FranceParis dissout un groupe ultra-nationaliste turc

Le groupe ultra-nationaliste turc Les Loups Gris, impliqué dans de récentes actions violentes contre la communauté arménienne en France, a été dissous mercredi lors du Conseil des ministres à Paris.

«Le mouvement des Loups gris a été dissous en Conseil des ministres, conformément aux instructions du Président de la République», a tweeté le ministre, Gérald Darmanin.

«Le mouvement des Loups gris a été dissous en Conseil des ministres, conformément aux instructions du Président de la République», a tweeté le ministre, Gérald Darmanin.

AFP

Le groupe ultra-nationaliste turc Les Loups Gris, impliqué dans de récentes actions violentes contre la communauté arménienne en France, a été dissous mercredi lors du Conseil des ministres, a annoncé sur Twitter le ministre français de l’Intérieur.

«Le mouvement des Loups gris a été dissous en Conseil des ministres, conformément aux instructions du Président de la République», a tweeté le ministre, Gérald Darmanin, estimant dans son décret que ce groupuscule «incite à la discrimination et à la haine et est impliqué dans des actions violentes».

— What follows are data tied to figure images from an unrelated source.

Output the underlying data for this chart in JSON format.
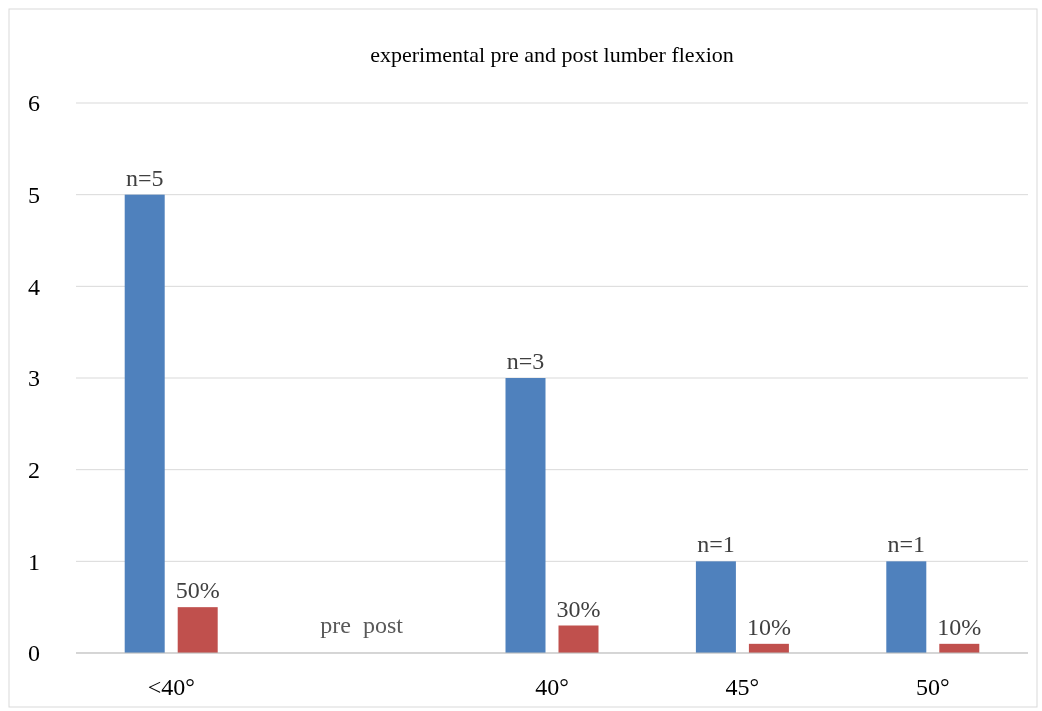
{
  "chart_data": {
    "type": "bar",
    "title": "experimental pre and post lumber flexion",
    "categories": [
      "<40°",
      null,
      "40°",
      "45°",
      "50°"
    ],
    "series": [
      {
        "color": "#4f81bd",
        "values": [
          5,
          null,
          3,
          1,
          1
        ],
        "value_labels": [
          "n=5",
          null,
          "n=3",
          "n=1",
          "n=1"
        ]
      },
      {
        "color": "#c0504d",
        "values": [
          0.5,
          null,
          0.3,
          0.1,
          0.1
        ],
        "value_labels": [
          "50%",
          null,
          "30%",
          "10%",
          "10%"
        ]
      }
    ],
    "ylim": [
      0,
      6
    ],
    "yticks": [
      0,
      1,
      2,
      3,
      4,
      5,
      6
    ],
    "grid": "y",
    "annotations": [
      "pre  post"
    ]
  }
}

Cette dissolution intervient dans un contexte diplomatique fortement dégradé entre Paris et Ankara depuis l’an dernier, en raison notamment de désaccords sur la Syrie, la Libye et la Méditerranée orientale.

Ces tensions se sont encore intensifiées depuis fin octobre, lorsque le président turc Recep Tayyip Erdogan a initié une campagne de boycott de produits français et violemment attaqué son homologue français Emmanuel Macron pour avoir défendu le droit de publier des caricatures au nom de la liberté d’expression.

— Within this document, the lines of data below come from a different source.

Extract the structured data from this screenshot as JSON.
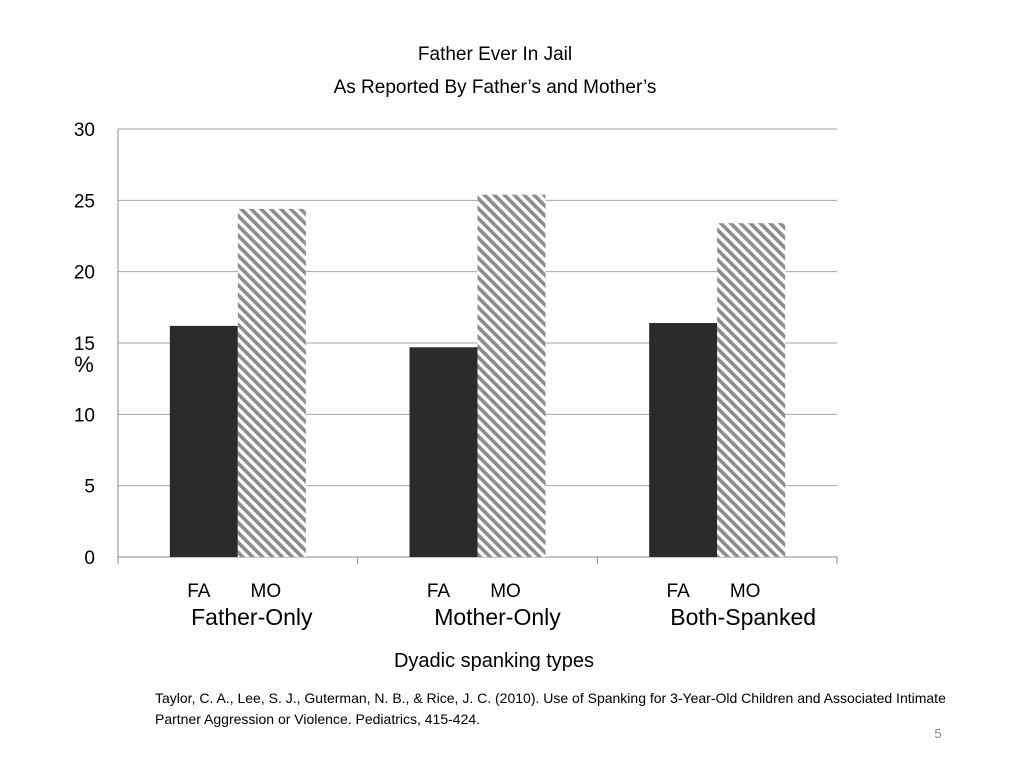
{
  "chart_data": {
    "type": "bar",
    "title": "Father Ever In Jail",
    "subtitle": "As Reported By Father’s and Mother’s",
    "xlabel": "Dyadic spanking types",
    "ylabel": "%",
    "ylim": [
      0,
      30
    ],
    "yticks": [
      "0",
      "5",
      "10",
      "15",
      "20",
      "25",
      "30"
    ],
    "grid": true,
    "categories": [
      "Father-Only",
      "Mother-Only",
      "Both-Spanked"
    ],
    "series": [
      {
        "name": "FA",
        "values": [
          16.2,
          14.7,
          16.4
        ],
        "color": "#2b2b2b",
        "pattern": "solid"
      },
      {
        "name": "MO",
        "values": [
          24.4,
          25.4,
          23.4
        ],
        "color": "#8c8c8c",
        "pattern": "diagonal-hatch"
      }
    ]
  },
  "citation": "Taylor, C. A., Lee, S. J., Guterman, N. B., & Rice, J. C. (2010). Use of Spanking for 3-Year-Old Children and Associated Intimate Partner Aggression or Violence. Pediatrics, 415-424.",
  "page_number": "5"
}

M. Erdogan a accusé son homologue français de mener une «campagne de haine» contre l’islam et mis en cause son «état de santé mentale».

Le mouvement des Loups Gris, dont le signe de ralliement est un pouce joint au majeur et à l’annulaire, a été fondé dans les années 1970 pour soutenir le parti extrémiste turc proche de l’idéologie fasciste MHP. Les Loups Gris ont commencé à faire parler d’eux dans les années 1980, lors d’actions violentes contre des militants de gauche et des minorités.

Actif en Turquie comme au sein d’une partie de la diaspora en Europe, il est aujourd’hui réputé proche de Recep Tayyip Erdogan, même s’il n’est pas porteur d’un discours religieux marqué comme le président turc.

«Manifestations armées»

«Plusieurs foyers de ce mouvement ont été identifiés sur le territoire» français et «ses membres participent à des camps d’entraînement», souligne le décret de dissolution, citant notamment un «camp des armes de jeunesse» organisé en Ardèche (sud de la France) en décembre 2019.

Les Loups Gris promeuvent «une idéologie tendant à discriminer voire à provoquer à la violence contre les personnes d’origine kurde et arménienne», poursuit le décret.

Le texte évoque ainsi plusieurs «manifestations armées» contre ces populations dans lesquelles a été impliqué le groupuscule, notamment à Reims (nord) en novembre 2016 et à Décines-Charpieu, près de Lyon (est), en juillet dernier.

De nouvelles «actions violentes» des Loups Gris dirigées contre la communauté arménienne ont eu lieu la semaine dernière à Vienne (est) et Dijon (est), avec pour toile de fond la guerre dans la région indépendantiste du Nagorny Karabakh, opposant l’Arménie et l’Azerbaïdjan, soutenu par la Turquie.

Dimanche, toujours dans la région de Lyon, un mémorial du génocide arménien a été retrouvé tagué avec l’inscription «Loups Gris» et de nouvelles inscriptions anti-Arméniens ont été découvertes lundi à Meyzieu (est) et sur les murs du consulat d’Arménie à Lyon.